Une étude récente révèle que plus d'un tiers des gènes des microbes de l'Antarctique sont totalement inconnus, influençant le cycle du carbone et le climat mondial. Ces découvertes soulignent l'importance de l'océan Austral dans la recherche climatique et l'impact du changement climatique sur ces communautés microbiennes uniques.
Les profondeurs de l'Antarctique cachent un monde vivant d'une complexité insoupçonnée. Récemment, une équipe internationale de chercheurs a réalisé une cartographie génétique sans précédent des microbes présents dans l'océan Austral. Selon les résultats d'une étude publiée, plus d'un tiers des gènes découverts dans ces eaux froides sont totalement inconnus de la science.
Un trésor génétique sous les glaces
Ces minuscules organismes, invisibles à l'œil nu, se comptent par milliards dans chaque litre d'eau et sont essentiels au cycle du carbone et au climat mondial. L'analyse a été effectuée à partir de 218 échantillons d'eau prélevés lors de l'Expédition de Circumnavigation Antarctique, une mission scientifique qui s'est déroulée entre 2016 et 2017.

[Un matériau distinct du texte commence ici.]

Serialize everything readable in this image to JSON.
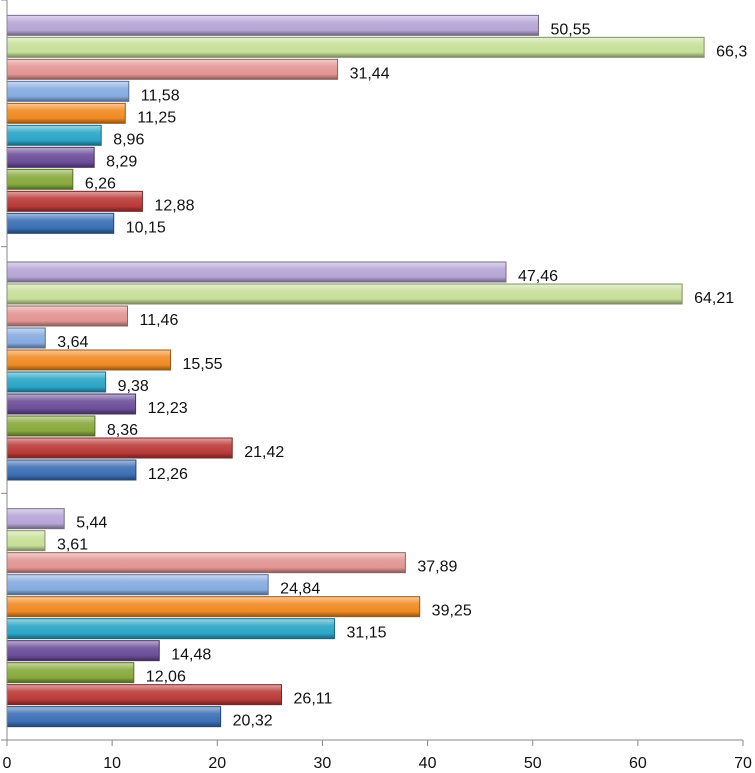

Des découvertes surprenantes
Après le séquençage de l'ADN des microbes, les chercheurs ont confronté leurs résultats aux bases de données de gènes marins existantes. Le constat est éloquent : 38 % des gènes identifiés sont absents de toutes les bases de données marines connues, ce qui signifie qu'un gène sur trois n'a jamais été documenté dans la littérature scientifique.
Des communautés microbiennes diversifiées
Ceux-ci ne forment pas une masse homogène, mais s'organisent en communautés distinctes, influencées par les masses d'eau et les courants océaniques. Chaque couche d'eau abrite des microbes spécifiques, adaptés à des conditions précises telles que la température, la salinité et la pression.
- Phytoplancton : Ces microalgues en suspension dans l'eau assurent environ 50 % de la photosynthèse de la planète.
- Bactéries : Certaines déterminent le sort du carbone capturé, soit en le recyclant en surface, soit en l'acheminant vers les profondeurs.
L'impact des gènes inconnus sur le climat
Des analyses relayées par Earth.com indiquent que plusieurs des gènes nouvellement identifiés aident les microbes à décomposer des composés riches en soufre, libérant des gaz qui influencent la formation des nuages. Un exemple emblématique est la bactérie Pelagibacter, présente dans presque tous les océans du monde. Dans les eaux chaudes, ses variantes possèdent des gènes adaptés à l'absorption de métaux comme le nickel et le zinc, tandis que dans les eaux froides antarctiques, d'autres variantes activent des gènes liés à la résistance au stress oxydatif.
Une prise de conscience face au changement climatique
Ces découvertes prennent une résonance particulière dans le contexte du changement climatique. L'océan Austral joue un rôle crucial en absorbant une part significative du dioxyde de carbone et de la chaleur générés par les activités humaines. Cependant, la circulation des masses d'eau qui structure les communautés microbiennes est en mutation à cause du réchauffement climatique.
Une telle réorganisation des courants pourrait redistribuer l'activité microbienne dans cette région sans que les côtes ne bougent. Les chercheurs soulignent que ces gènes inconnus représentent des fonctions biologiques encore à explorer. Comprendre leur rôle dans les cycles du carbone et du soufre pourrait affiner les modèles climatiques actuels.
Vers une meilleure compréhension des écosystèmes marins
Pour atteindre cet objectif, un suivi continu et une surveillance génétique tout au long de l'année sont indispensables. L'océan Austral, longtemps considéré comme une périphérie scientifique, émerge aujourd'hui comme un territoire clé pour appréhender l'avenir du climat terrestre.